Philosophizing about Europe's Rebirth
June 3, 2003Ever since the bitterness surrounding the U.S.-led war in Iraq manifested itself, Europe has been plagued with an identity crisis. U.S. Defense Secretary Donald Rumsfeld only managed to further exacerbate the dilemma when he spoke of an "old" and "new" Europe, separating the continent into the proponents and opponents of the war.
Leading European intellectuals, spear-headed by German philosopher and social theorist Jürgen Habermas and his French colleague Jacques Derrida, joined the bandwagon on Saturday, intimating their thoughts about European identity and the need for a common European foreign policy in newspapers across the continent.
Habermas and Derrida have brought together some of Europe's most distinguished thinkers in an initiative that ensures Europe's intellectuals take part in designing Europe's future. Italian philosopher and novelist Umberto Eco, Swiss author and president of the German Academy of Arts Adolf Muschg, Spanish philosopher Fernando Savater and Italian philosopher Gianni Vattimo have laid out their ideas on the issues. American philosopher Richard Rorty has also provided his two cents in a response to Habermas' article in the Süddeutsche Zeitung newspaper.
In an essay written by Habermas, co-signed by Derrida and published in the Frankfurter Allgemeine Zeitung (FAZ) newspaper on Saturday, the two philosophers called on the "avant-garde" core of European states to return to European enlightenment values.
Habermas and Derrida said their essay was a response to the "Letter of Eight," in which eight European countries, led by Great Britain and Spain, published an open declaration supporting the U.S. stance on Iraq in late January.
"We should not forget two dates," Habermas wrote, "not the day on which the newspapers communicated to their dumbfounded readers the oath of loyalty to Bush that the Spanish prime minister had extended to the pro-war European governments behind the backs of their EU colleagues; but just as little so February 15, 2003, when the demonstrating masses in London and Rome, Madrid and Barcelona, Berlin and Paris reacted to this coup." Habermas said that the European demonstrations against a war in Iraq would go down in history as a "signal for the birth of a European public."
European is…
Habermas identified five attributes he said Europeans share: the neutrality of authority, embodied in the separation of church and state, trust in politics rather than the capitalist market, an ethos of solidarity in the fight for social justice, high esteem for international law and the rights of the individual and support for the organizational and leading role of the state.

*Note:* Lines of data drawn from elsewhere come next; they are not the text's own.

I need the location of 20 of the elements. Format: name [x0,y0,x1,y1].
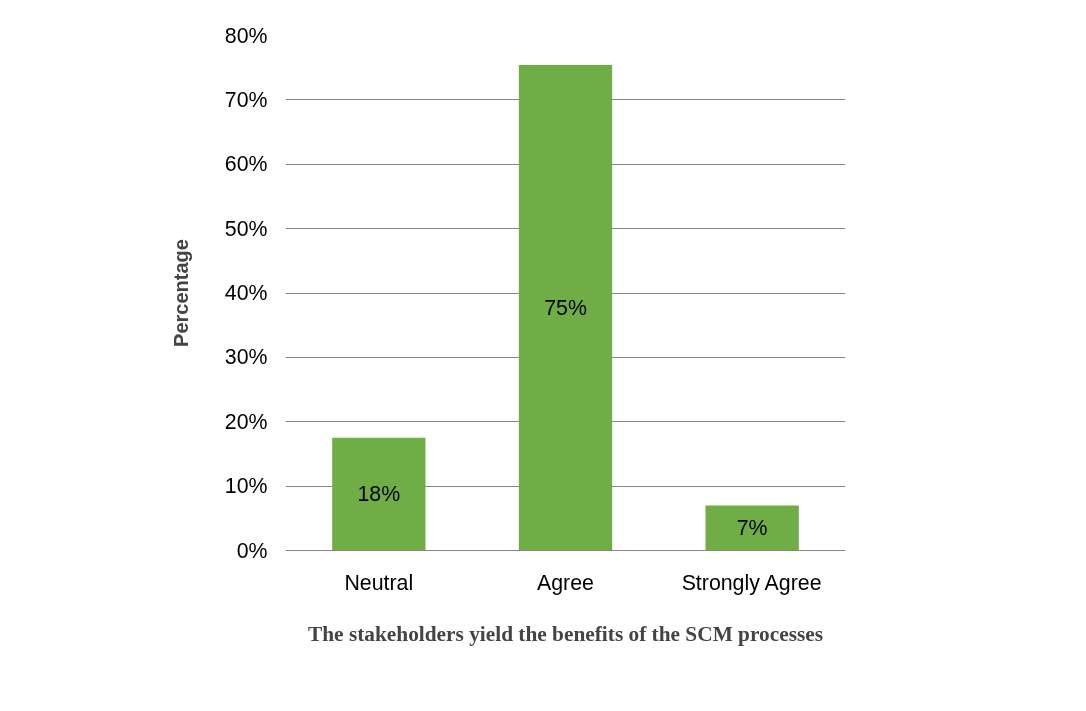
data-label: 7% [736,515,768,540]
y-tick-label: 50% [224,216,268,241]
y-tick-label: 0% [236,538,268,563]
x-tick-label: Agree [537,570,594,595]
text: The stakeholders yield the benefits of the SCM processes [308,622,824,646]
y-tick-label: 40% [224,281,268,305]
bar [518,65,613,551]
y-tick-label: 20% [224,409,268,434]
y-tick-label: 60% [224,152,268,177]
y-tick-label: 10% [224,474,268,499]
data-label: 75% [544,295,587,320]
data-label: 18% [357,482,401,507]
bar [332,437,426,551]
x-tick-label: Neutral [344,570,414,595]
y-tick-label: 80% [224,23,268,48]
y-tick-label: 70% [224,87,268,112]
bar [705,505,799,551]
y-axis-title: Percentage [169,239,192,347]
y-tick-label: 30% [224,345,268,370]
x-tick-label: Strongly Agree [681,570,822,595]
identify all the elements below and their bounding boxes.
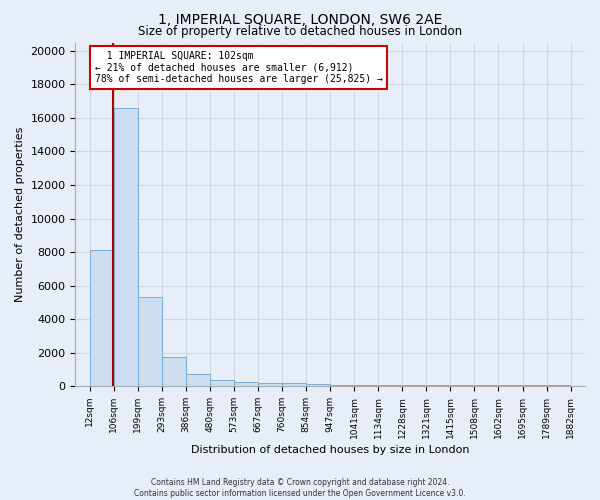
Bar [283,383,306,386]
Bar [186,374,210,386]
Bar [234,382,258,386]
Bar [90,250,113,386]
Bar [210,380,234,386]
Text: Size of property relative to detached houses in London: Size of property relative to detached ho… [138,25,462,38]
Text: 1 IMPERIAL SQUARE: 102sqm
← 21% of detached houses are smaller (6,912)
78% of se: 1 IMPERIAL SQUARE: 102sqm ← 21% of detac… [95,51,383,84]
Bar [307,384,330,386]
Text: Contains HM Land Registry data © Crown copyright and database right 2024.
Contai: Contains HM Land Registry data © Crown c… [134,478,466,498]
X-axis label: Distribution of detached houses by size in London: Distribution of detached houses by size … [191,445,469,455]
Text: 1, IMPERIAL SQUARE, LONDON, SW6 2AE: 1, IMPERIAL SQUARE, LONDON, SW6 2AE [158,12,442,26]
Y-axis label: Number of detached properties: Number of detached properties [15,126,25,302]
Bar [259,383,282,386]
Bar [114,108,137,386]
Bar [138,298,161,386]
Bar [162,357,186,386]
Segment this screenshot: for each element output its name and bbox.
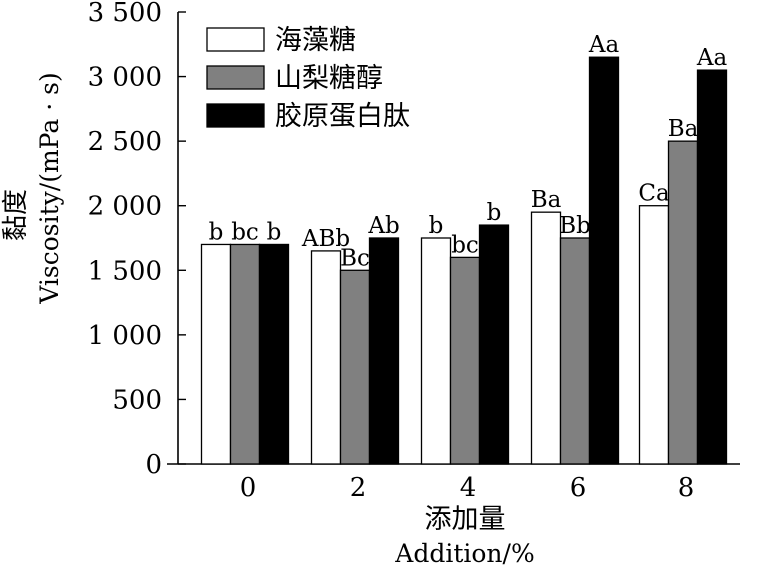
axes: 0 500 1 000 1 500 2 000 2 500 3 000 3 500 0 2 4 6 8 — [88, 0, 740, 503]
y-axis-title-cn: 黏度 — [1, 189, 31, 241]
bar-data-label: Aa — [588, 32, 620, 58]
bar-data-label: Ba — [668, 116, 699, 142]
bar-data-label: ABb — [301, 226, 350, 252]
bar — [588, 56, 620, 465]
bar — [559, 237, 591, 465]
y-tick-label: 3 500 — [88, 0, 162, 28]
bar — [638, 205, 670, 465]
bar — [667, 140, 699, 465]
bar — [449, 256, 481, 465]
y-tick-label: 2 500 — [88, 127, 162, 157]
y-tick-label: 1 000 — [88, 321, 162, 351]
bar-data-label: b — [429, 213, 444, 239]
x-axis-title-en: Addition/% — [394, 539, 534, 567]
x-axis-title-cn: 添加量 — [425, 504, 506, 535]
bar-data-label: b — [209, 219, 224, 245]
legend-label: 海藻糖 — [275, 25, 356, 56]
bar — [229, 243, 261, 465]
legend-swatch — [206, 27, 265, 52]
legend-label: 山梨糖醇 — [275, 63, 383, 94]
bar-data-label: Ca — [638, 181, 670, 207]
bar — [339, 269, 371, 465]
y-tick-label: 3 000 — [88, 63, 162, 93]
x-tick-label: 4 — [460, 473, 477, 503]
bars — [200, 56, 728, 465]
legend-swatch — [206, 103, 265, 128]
y-tick-label: 0 — [145, 450, 162, 480]
bar-data-label: Ba — [531, 187, 562, 213]
legend-swatch — [206, 65, 265, 90]
y-axis-title-en: Viscosity/(mPa · s) — [35, 72, 64, 304]
bar-data-label: b — [267, 219, 282, 245]
bar — [310, 250, 342, 465]
bar — [696, 69, 728, 465]
x-tick-label: 0 — [240, 473, 257, 503]
bar — [530, 211, 562, 465]
bar-data-label: bc — [231, 219, 259, 245]
y-tick-label: 2 000 — [88, 192, 162, 222]
bar-data-label: Aa — [696, 45, 728, 71]
bar — [200, 243, 232, 465]
y-tick-label: 1 500 — [88, 256, 162, 286]
bar-data-label: Bc — [340, 245, 370, 271]
bar — [420, 237, 452, 465]
bar — [258, 243, 290, 465]
bar — [478, 224, 510, 465]
y-tick-label: 500 — [112, 385, 162, 415]
bar-data-label: bc — [451, 232, 479, 258]
bar — [368, 237, 400, 465]
x-tick-label: 6 — [570, 473, 587, 503]
x-tick-label: 8 — [678, 473, 695, 503]
bar-data-label: Bb — [559, 213, 591, 239]
legend-label: 胶原蛋白肽 — [275, 101, 410, 132]
x-tick-label: 2 — [350, 473, 367, 503]
bar-data-label: b — [487, 200, 502, 226]
bar-data-label: Ab — [367, 213, 399, 239]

Germany's thinker de rigueur wrote that Europe's core states could put an end to Europe's stagnancy, sooner or later drawing in the remaining states which would be unable to resist. Separatism, however, had to be avoided. "The avant-garde core Europe cannot consolidate into a miniature Europe but, as so often, must be the locomotive."

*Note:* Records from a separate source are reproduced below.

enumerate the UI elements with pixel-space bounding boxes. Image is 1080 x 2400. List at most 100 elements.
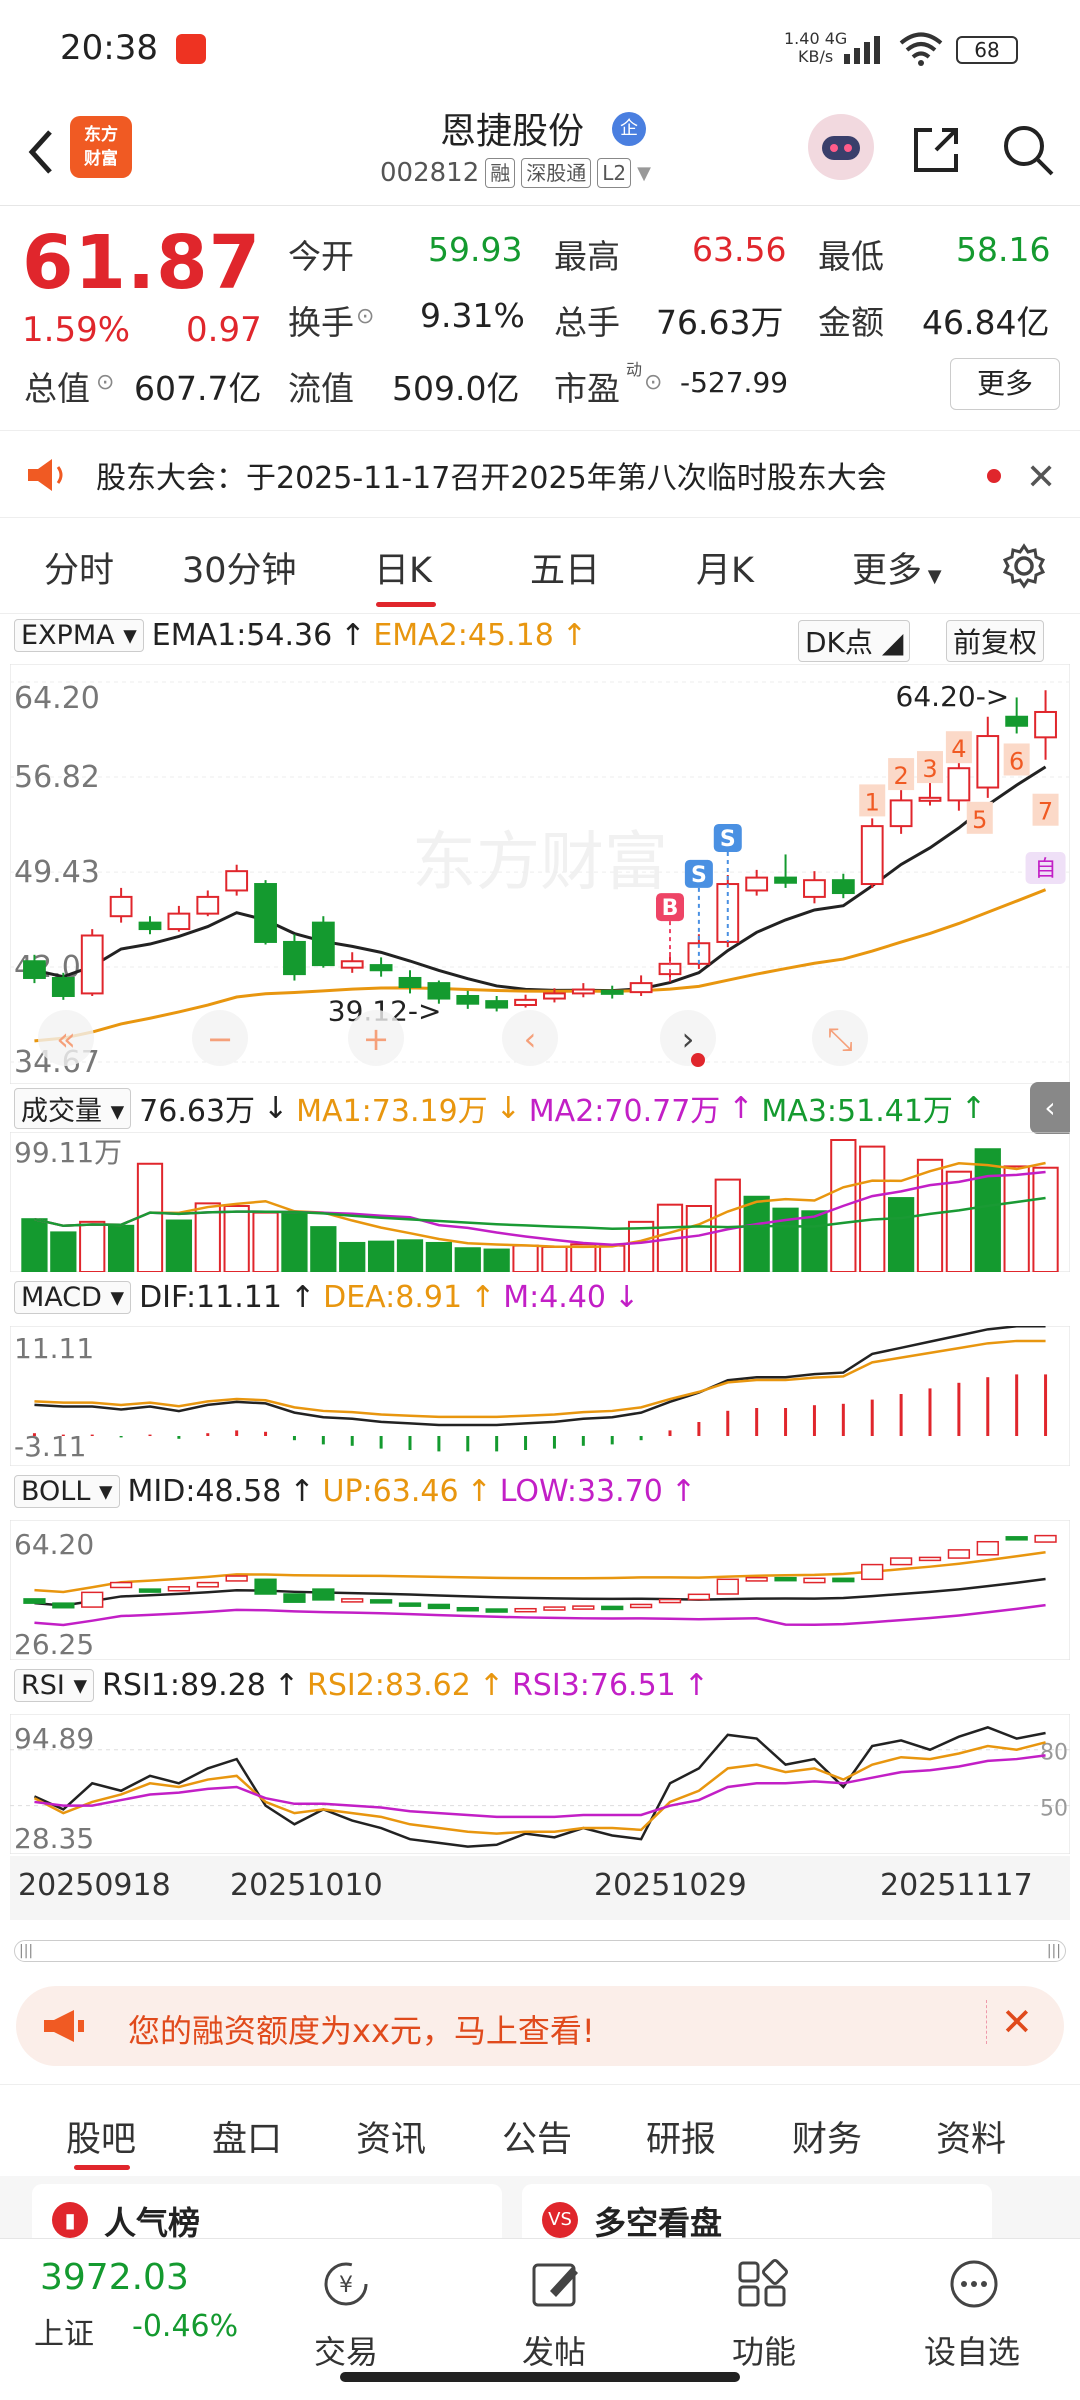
margin-ad-banner[interactable]: 您的融资额度为xx元，马上查看! ✕: [16, 1986, 1064, 2066]
volume-bar: [310, 1226, 337, 1272]
index-value[interactable]: 3972.03: [40, 2257, 189, 2298]
nav-functions[interactable]: 功能: [732, 2333, 797, 2371]
rsi-indicator-select[interactable]: RSI ▾: [14, 1669, 95, 1702]
boll-indicator-name: BOLL: [21, 1476, 91, 1507]
more-button[interactable]: 更多: [950, 358, 1060, 410]
prev-icon[interactable]: «: [38, 1010, 94, 1066]
nav-post[interactable]: 发帖: [522, 2333, 587, 2371]
close-icon[interactable]: ✕: [986, 2000, 1033, 2044]
zoom-out-icon[interactable]: −: [192, 1010, 248, 1066]
boll-chart[interactable]: 64.20 26.25: [10, 1520, 1070, 1660]
up-arrow-icon: ↑: [683, 1668, 709, 1703]
rsi-ref-label: 80: [1040, 1741, 1068, 1766]
index-change[interactable]: -0.46%: [132, 2309, 239, 2344]
boll-indicator-select[interactable]: BOLL ▾: [14, 1475, 120, 1508]
index-name[interactable]: 上证: [34, 2317, 94, 2352]
tab-guba[interactable]: 股吧: [66, 2120, 137, 2160]
down-arrow-icon: ↓: [614, 1280, 640, 1315]
assistant-avatar[interactable]: [808, 114, 874, 180]
button-circle: [38, 1010, 94, 1066]
tag-margin: 融: [485, 158, 516, 188]
more-dots-icon[interactable]: [946, 2257, 1002, 2311]
info-icon[interactable]: ⊙: [644, 370, 663, 395]
adjust-mode-button[interactable]: 前复权: [946, 620, 1045, 662]
volume-indicator-select[interactable]: 成交量 ▾: [14, 1087, 132, 1129]
volume-bar: [743, 1195, 770, 1272]
dea-line: [34, 1339, 1046, 1419]
nav-trade[interactable]: 交易: [314, 2333, 379, 2371]
collapse-panel-icon[interactable]: ‹: [1030, 1082, 1070, 1134]
volume-bar: [945, 1170, 973, 1272]
zoom-in-icon[interactable]: +: [348, 1010, 404, 1066]
candle-body: [51, 976, 75, 997]
boll-candle: [514, 1607, 537, 1613]
tab-intraday[interactable]: 分时: [44, 551, 115, 591]
main-indicator-select[interactable]: EXPMA ▾: [14, 619, 144, 652]
trade-yen-icon[interactable]: ¥: [318, 2259, 374, 2309]
rsi2-line: [33, 1741, 1046, 1835]
info-icon[interactable]: ⊙: [356, 304, 375, 329]
popularity-card[interactable]: ▮ 人气榜: [32, 2184, 502, 2238]
ma3-value: MA3:51.41万: [761, 1094, 953, 1129]
search-icon[interactable]: [998, 120, 1058, 180]
app-logo[interactable]: 东方 财富: [70, 116, 132, 178]
info-icon[interactable]: ⊙: [96, 370, 115, 395]
tab-order-book[interactable]: 盘口: [212, 2120, 283, 2160]
volume-bar: [21, 1218, 48, 1272]
fullscreen-icon[interactable]: ⤡: [812, 1010, 868, 1066]
boll-low-line: [34, 1603, 1046, 1627]
back-arrow-icon[interactable]: [20, 122, 60, 182]
status-time: 20:38: [60, 28, 158, 68]
tab-news[interactable]: 资讯: [356, 2120, 427, 2160]
volume-bar: [252, 1211, 279, 1272]
dk-point-button[interactable]: DK点 ◢: [798, 620, 911, 662]
tab-30min[interactable]: 30分钟: [182, 551, 297, 591]
tab-announcements[interactable]: 公告: [502, 2120, 573, 2160]
tab-five-day[interactable]: 五日: [530, 551, 601, 591]
functions-grid-icon[interactable]: [736, 2259, 790, 2309]
scroll-handle-left[interactable]: |||: [19, 1943, 34, 1959]
change-percent: 1.59%: [22, 310, 131, 350]
candle-body: [109, 895, 133, 918]
boll-up-value: UP:63.46: [322, 1474, 459, 1509]
macd-indicator-select[interactable]: MACD ▾: [14, 1281, 132, 1314]
watermark: 东方财富: [412, 826, 668, 900]
stock-code-line[interactable]: 002812 融 深股通 L2 ▼: [380, 158, 651, 188]
tab-financials[interactable]: 财务: [792, 2120, 863, 2160]
ema2-line: [34, 888, 1047, 1043]
up-arrow-icon: ↑: [289, 1474, 315, 1509]
share-icon[interactable]: [906, 120, 966, 180]
tab-more[interactable]: 更多 ▼: [852, 542, 942, 593]
scroll-handle-right[interactable]: |||: [1046, 1943, 1061, 1959]
kline-chart[interactable]: 东方财富64.2056.8249.4342.0534.6764.20->39.1…: [10, 664, 1070, 1084]
candle-body: [918, 796, 942, 802]
macd-chart[interactable]: 11.11 -3.11: [10, 1326, 1070, 1466]
signal-label: S: [720, 827, 736, 852]
tab-monthly-k[interactable]: 月K: [696, 551, 754, 591]
net-speed-value: 1.40: [784, 29, 820, 48]
chart-scrollbar[interactable]: ||| |||: [14, 1940, 1066, 1962]
y-tick-label: 64.20: [14, 1528, 94, 1561]
rsi-chart[interactable]: 80 50 94.89 28.35: [10, 1714, 1070, 1854]
tab-daily-k[interactable]: 日K: [374, 551, 432, 591]
post-edit-icon[interactable]: [528, 2257, 584, 2311]
nav-add-watchlist[interactable]: 设自选: [924, 2333, 1021, 2371]
signal-label: S: [691, 863, 707, 888]
tab-research[interactable]: 研报: [646, 2120, 717, 2160]
candle-body: [427, 982, 451, 1000]
bull-bear-card[interactable]: VS 多空看盘: [522, 2184, 992, 2238]
date-label: 20251029: [594, 1868, 747, 1903]
right-icon[interactable]: ›: [660, 1010, 716, 1066]
boll-candle: [947, 1549, 971, 1559]
left-icon[interactable]: ‹: [502, 1010, 558, 1066]
candle-body: [514, 998, 537, 1006]
close-icon[interactable]: ✕: [1026, 457, 1057, 498]
volume-chart[interactable]: 99.11万: [10, 1132, 1070, 1272]
volume-bar: [887, 1197, 915, 1272]
boll-candle: [803, 1577, 826, 1584]
settings-gear-icon[interactable]: [1000, 542, 1048, 590]
ema1-value: EMA1:54.36: [151, 618, 333, 653]
tab-profile[interactable]: 资料: [936, 2120, 1007, 2160]
date-label: 20250918: [18, 1868, 171, 1903]
notice-bar[interactable]: 股东大会：于2025-11-17召开2025年第八次临时股东大会 ✕: [0, 430, 1080, 518]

Habermas intends to continue the debate, the FAZ wrote, by provoking other prominent thinkers to take part in the pages of Europe's newspapers.
Germany's intellectual spokesman
The 73-year-old Habermas is one of Germany's most significant and influential contemporary philosophers. He is a leading representative of the "Frankfurt School" that developed at the Institute for Social Research founded in Frankfurt, Germany, in 1923. It introduced a style of analysis known as critical theory, which draws on the ideas of German political philosopher Karl Marx in its studies of the sources of domination and authority in society that restrict human freedom. Habermas' works have been translated into over 20 languages and figure among the classics of contemporary philosophy.
In an essay he published in the FAZ in mid-April, Habermas condemned the war in Iraq, saying it violated international law.